Malicious OAuth applications used to compromise Microsoft Exchange servers

Microsoft Corp. researchers today detailed a recent attack involving malicious OAuth applications that were deployed on compromised cloud tenants to control Exchange servers and spread spam.

The threat actor launched credential-stuffing attacks against high-risk accounts that did not have multifactor authentication enabled and then leveraged unsecured administrator accounts to gain initial access. With this access, the attacker then created a malicious OAuth app that added an inbound connector in the email server, allowing the actor to send spam emails from the target’s domain.

Attacks on Exchange servers are hardly new, but the researchers explain that this case is of interest because it indicates the rising popularity of OAuth application abuse. Previous examples of OAuth abuse include “consent phishing,” which tricks users into granting permission to malicious OAuth apps to gain access to cloud services. There are also other attacks where state-sponsored actors have used OAuth apps for command-and-control communication, backdoors, phishing and redirections.

The new attack involved a network of single-tenant apps installed on a compromised organization used as the actor’s identity platform to perform the attack. As soon as the attack was revealed, all related applications were taken down, customers were notified and remediation steps were put in place.

The attacker, in this case, is linked to campaigns pushing phishing emails. In this attack, the compromised servers sent out emails as part of a fake sweepstakes scheme meant to trick recipients into signing up for recurring paid subscriptions.

The case also highlights the need for organizations to put in place security to prevent such attacks. The researchers explained that the attack exposes security weaknesses that other threat actors could also use.

As the initial attack vector was to obtain admin credentials, the researchers recommend that organizations mitigate credential-guessing attack risks by implementing 2FA, enabling conditional access politics and applying continuous access evaluation.
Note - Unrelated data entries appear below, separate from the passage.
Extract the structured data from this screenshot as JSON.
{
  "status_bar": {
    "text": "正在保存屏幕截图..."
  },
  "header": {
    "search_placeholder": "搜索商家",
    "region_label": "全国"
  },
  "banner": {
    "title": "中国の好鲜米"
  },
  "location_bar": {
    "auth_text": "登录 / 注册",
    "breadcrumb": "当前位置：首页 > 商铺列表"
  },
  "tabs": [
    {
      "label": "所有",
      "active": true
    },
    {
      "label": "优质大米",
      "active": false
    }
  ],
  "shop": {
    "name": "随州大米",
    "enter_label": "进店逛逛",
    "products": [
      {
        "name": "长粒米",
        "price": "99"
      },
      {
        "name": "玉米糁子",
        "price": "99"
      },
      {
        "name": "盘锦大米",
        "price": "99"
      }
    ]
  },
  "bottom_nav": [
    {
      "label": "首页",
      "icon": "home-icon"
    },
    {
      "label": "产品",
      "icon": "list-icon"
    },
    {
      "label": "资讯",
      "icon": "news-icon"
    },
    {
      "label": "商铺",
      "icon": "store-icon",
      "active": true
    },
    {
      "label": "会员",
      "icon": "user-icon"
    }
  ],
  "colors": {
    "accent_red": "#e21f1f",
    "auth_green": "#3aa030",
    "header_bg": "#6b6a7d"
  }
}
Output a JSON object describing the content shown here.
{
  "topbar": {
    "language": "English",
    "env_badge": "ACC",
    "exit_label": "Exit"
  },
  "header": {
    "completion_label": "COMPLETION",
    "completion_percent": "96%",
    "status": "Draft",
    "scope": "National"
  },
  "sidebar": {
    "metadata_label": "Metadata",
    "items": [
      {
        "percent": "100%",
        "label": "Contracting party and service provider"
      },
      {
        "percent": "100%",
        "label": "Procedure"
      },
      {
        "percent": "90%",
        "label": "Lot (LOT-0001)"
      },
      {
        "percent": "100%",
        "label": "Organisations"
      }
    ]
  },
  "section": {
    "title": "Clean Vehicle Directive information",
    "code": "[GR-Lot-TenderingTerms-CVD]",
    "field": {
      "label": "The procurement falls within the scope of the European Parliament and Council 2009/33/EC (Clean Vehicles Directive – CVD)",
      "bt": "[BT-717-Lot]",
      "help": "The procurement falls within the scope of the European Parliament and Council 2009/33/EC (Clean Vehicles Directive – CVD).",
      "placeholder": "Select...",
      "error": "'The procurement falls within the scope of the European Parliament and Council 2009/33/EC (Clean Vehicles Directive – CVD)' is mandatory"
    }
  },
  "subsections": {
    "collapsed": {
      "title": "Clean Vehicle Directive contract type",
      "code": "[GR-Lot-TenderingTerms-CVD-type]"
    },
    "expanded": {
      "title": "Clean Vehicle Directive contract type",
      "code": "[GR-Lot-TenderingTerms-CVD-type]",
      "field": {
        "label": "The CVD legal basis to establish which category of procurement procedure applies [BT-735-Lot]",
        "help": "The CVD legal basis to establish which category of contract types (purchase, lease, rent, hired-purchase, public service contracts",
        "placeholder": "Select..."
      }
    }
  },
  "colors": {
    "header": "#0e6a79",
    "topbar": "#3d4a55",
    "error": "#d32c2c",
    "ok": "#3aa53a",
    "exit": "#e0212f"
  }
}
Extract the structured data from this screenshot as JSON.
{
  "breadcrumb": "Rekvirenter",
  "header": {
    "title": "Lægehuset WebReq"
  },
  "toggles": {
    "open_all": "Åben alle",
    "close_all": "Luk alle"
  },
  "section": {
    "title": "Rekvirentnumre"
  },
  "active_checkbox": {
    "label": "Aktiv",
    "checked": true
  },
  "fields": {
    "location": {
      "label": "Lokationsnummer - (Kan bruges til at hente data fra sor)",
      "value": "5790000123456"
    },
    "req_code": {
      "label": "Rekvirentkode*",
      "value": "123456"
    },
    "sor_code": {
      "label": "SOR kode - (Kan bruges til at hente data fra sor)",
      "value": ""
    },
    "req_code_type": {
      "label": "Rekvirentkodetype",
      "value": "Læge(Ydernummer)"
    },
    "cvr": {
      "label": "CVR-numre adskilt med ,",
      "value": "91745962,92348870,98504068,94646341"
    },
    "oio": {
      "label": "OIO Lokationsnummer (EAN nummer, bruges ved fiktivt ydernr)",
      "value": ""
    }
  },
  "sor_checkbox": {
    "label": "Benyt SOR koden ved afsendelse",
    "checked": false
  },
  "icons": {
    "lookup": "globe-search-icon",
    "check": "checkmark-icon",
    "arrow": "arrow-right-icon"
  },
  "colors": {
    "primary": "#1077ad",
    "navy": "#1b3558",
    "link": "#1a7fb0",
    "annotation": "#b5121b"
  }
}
The latter would revoke access in real time when changes in user conditions trigger risks, such as when a user is terminated or moves to an untrusted location.

Organizations are also encouraged to enable security defaults, such as within Azure AD, that protect the organizational identity platform with preconfigured settings, including MFA and protection to privileged activities.

Although the application of MFA was at the forefront of the researchers’ recommendations, David Lindner, chief information security officer at application security software company Contrast Security Inc., told SiliconANGLE that even if MFA could have helped in this case, not all MFA is the same.

“As a security organization, it is time we start from ‘the username and password is compromised’ and build controls around that,” Lindner explained. “We need to start with some basics and follow the principle of least privilege and create appropriate, business-driven role-based access control policies.”

Lindner added that organizations need to set appropriate technical controls such as MFA, device-based authentication and session timeouts. Moreover, he said, “we need to monitor for anomalies such as the impossible login, brute-force attempts and access attempts to unauthorized systems.”